Urtasun grew up between Basque and the UK, making her the perfect candidate to translate Bilbao’s work. Writer Kirmen Uribe said of the collection, “If Sharon Olds dreamed in Basque, her dreams might sound like Leire Bilbao.”
“Leire Bilbao’s poems, in Joana Urtasun’s English, are cadenced flows from a fluid economy of birth, motherhood, water and blood, of food from the oven and smells of sea," said Poet Erín Moure.
The translation and publication of Between Fish Scales was supported by the Etxepare Basque Institute, an organization dedicated to enhancing “the international presence and visibility of the Basque language and contemporary Basque creativity, to promote international cooperation and to foster exchange and communication between creators, professionals, stakeholders and public institutions.” The book also received a grant from Spain’s Ministry of Culture, through the General Directory of Books, Comics, and Reading.
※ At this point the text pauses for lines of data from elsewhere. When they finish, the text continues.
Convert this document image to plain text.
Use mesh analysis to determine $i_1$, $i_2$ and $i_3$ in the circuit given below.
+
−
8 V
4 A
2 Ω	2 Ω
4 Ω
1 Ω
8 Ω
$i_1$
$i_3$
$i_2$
According to the publisher, the poetry collection explores the depths of femininity, and, through her use of language, Bilbao can expertly, “turn a mother into a mollusk, an eye into a buoy, and a newborn into a thief in the span of a moment.”
Urtasun is a writer and translator based in New York. She received her MFA in Poetry and Literary Translation from Columbia University. Her work has appeared in The London Magazine, METAL Magazine, Berkeley Poetry Review, and Anthropocene Poetry Journal, among others, and she was a finalist in The Sewanee Review’s sixth poetry contest."